Quantization Approach on Partitioned Model

Good day,

I am currently deploying a custom speech recognition model to Hailo-8, and I am encountering significant accuracy degradation after quantization. The model is a customized RNN architecture based on Mamba (state-space model). Since the compiler does not support the original stateful formulation, I rewrote the layers to be stateless. I manage the recurrent state tensors externally and pass them as inputs to each layer. Because of this design, I had to export each layer separately and compile them into individual HAR/HEF files.

I have completed the full inference pipeline, and functionally everything runs correctly. However, the quantized model produces severely degraded ASR outputs compared to the FP32 ONNX version. The main concern appears to be quantization accuracy.

For calibration:

  • Since each layer depends on the previous layer’s output,

  • I generated the calibration dataset by running inference through the original ONNX models layer by layer.

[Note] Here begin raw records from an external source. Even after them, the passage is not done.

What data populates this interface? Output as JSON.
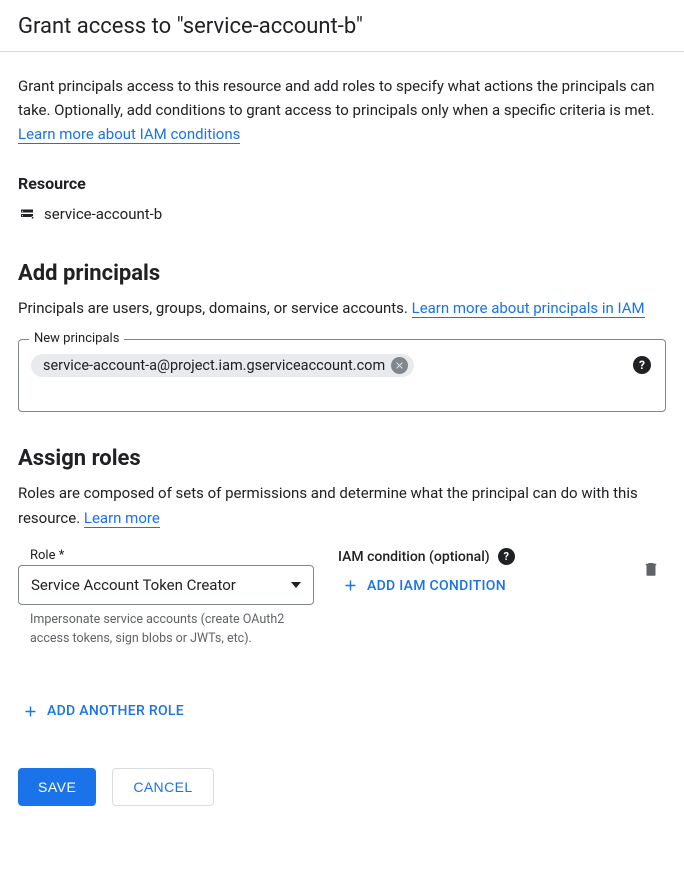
{
  "header": {
    "title": "Grant access to \"service-account-b\""
  },
  "intro": {
    "text": "Grant principals access to this resource and add roles to specify what actions the principals can take. Optionally, add conditions to grant access to principals only when a specific criteria is met. ",
    "link": "Learn more about IAM conditions"
  },
  "resource": {
    "heading": "Resource",
    "name": "service-account-b"
  },
  "principals": {
    "heading": "Add principals",
    "desc_text": "Principals are users, groups, domains, or service accounts. ",
    "desc_link": "Learn more about principals in IAM",
    "field_label": "New principals",
    "chip_value": "service-account-a@project.iam.gserviceaccount.com"
  },
  "roles": {
    "heading": "Assign roles",
    "desc_text": "Roles are composed of sets of permissions and determine what the principal can do with this resource. ",
    "desc_link": "Learn more",
    "role_label": "Role *",
    "role_value": "Service Account Token Creator",
    "role_helper": "Impersonate service accounts (create OAuth2 access tokens, sign blobs or JWTs, etc).",
    "condition_label": "IAM condition (optional)",
    "add_condition_label": "ADD IAM CONDITION",
    "add_role_label": "ADD ANOTHER ROLE"
  },
  "footer": {
    "save": "SAVE",
    "cancel": "CANCEL"
  }
}
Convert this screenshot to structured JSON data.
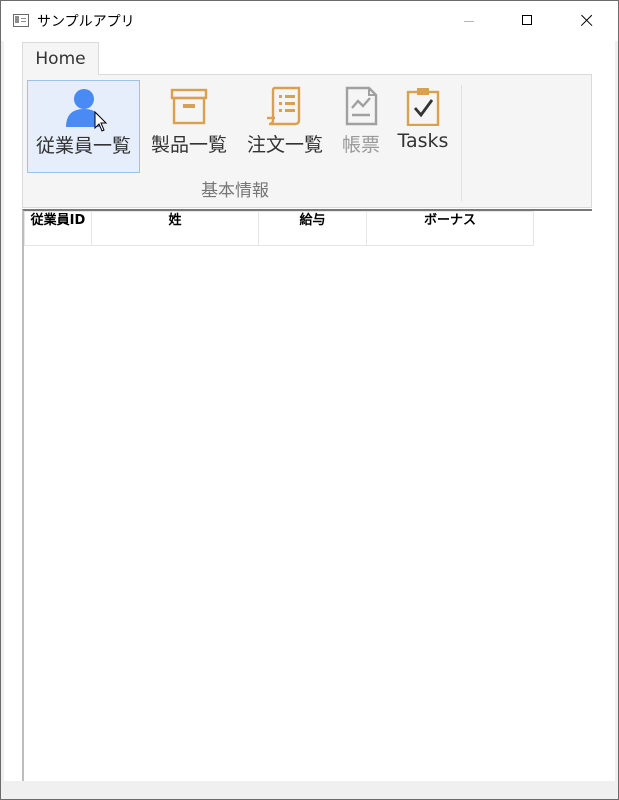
{
  "window": {
    "title": "サンプルアプリ"
  },
  "ribbon": {
    "tab": "Home",
    "group_label": "基本情報",
    "buttons": [
      {
        "label": "従業員一覧",
        "icon": "person-icon",
        "color": "#4a8af4",
        "state": "selected"
      },
      {
        "label": "製品一覧",
        "icon": "archive-box-icon",
        "color": "#d9a050"
      },
      {
        "label": "注文一覧",
        "icon": "document-list-icon",
        "color": "#d9a050"
      },
      {
        "label": "帳票",
        "icon": "report-chart-icon",
        "color": "#a0a0a0",
        "state": "disabled"
      },
      {
        "label": "Tasks",
        "icon": "clipboard-check-icon",
        "color": "#d9a050"
      }
    ]
  },
  "grid": {
    "columns": [
      "従業員ID",
      "姓",
      "給与",
      "ボーナス"
    ],
    "rows": []
  }
}
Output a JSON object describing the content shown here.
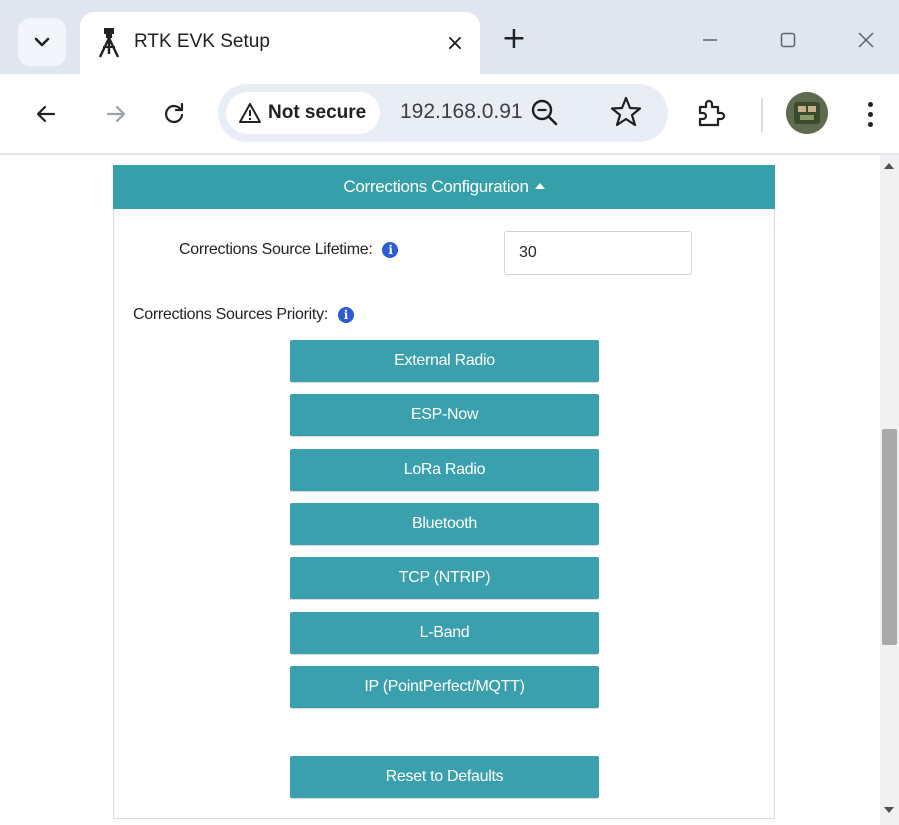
{
  "browser": {
    "tab_title": "RTK EVK Setup",
    "close_glyph": "×",
    "new_tab_glyph": "+",
    "security_label": "Not secure",
    "url": "192.168.0.91"
  },
  "panel": {
    "header": "Corrections Configuration",
    "lifetime_label": "Corrections Source Lifetime:",
    "lifetime_value": "30",
    "priority_label": "Corrections Sources Priority:",
    "sources": [
      "External Radio",
      "ESP-Now",
      "LoRa Radio",
      "Bluetooth",
      "TCP (NTRIP)",
      "L-Band",
      "IP (PointPerfect/MQTT)"
    ],
    "reset_label": "Reset to Defaults"
  },
  "colors": {
    "accent": "#35a0aa",
    "info": "#2c5bd8"
  }
}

  • I used the raw outputs of each preceding layer as inputs for the next one.

  • I did not apply any additional scaling or normalization.

  • The layers use RMSNorm.

This means that:

  • Each layer receives inputs with different value ranges.

  • No explicit range normalization was applied before calibration.

Questions

  1. Is using raw per-layer outputs (with varying ranges) appropriate for calibration in this multi-HEF stateless setup?

  2. Are there recommended best practices for calibrating models that are split into multiple compiled segments?

Any guidance on improving quantization stability in this setup would be greatly appreciated.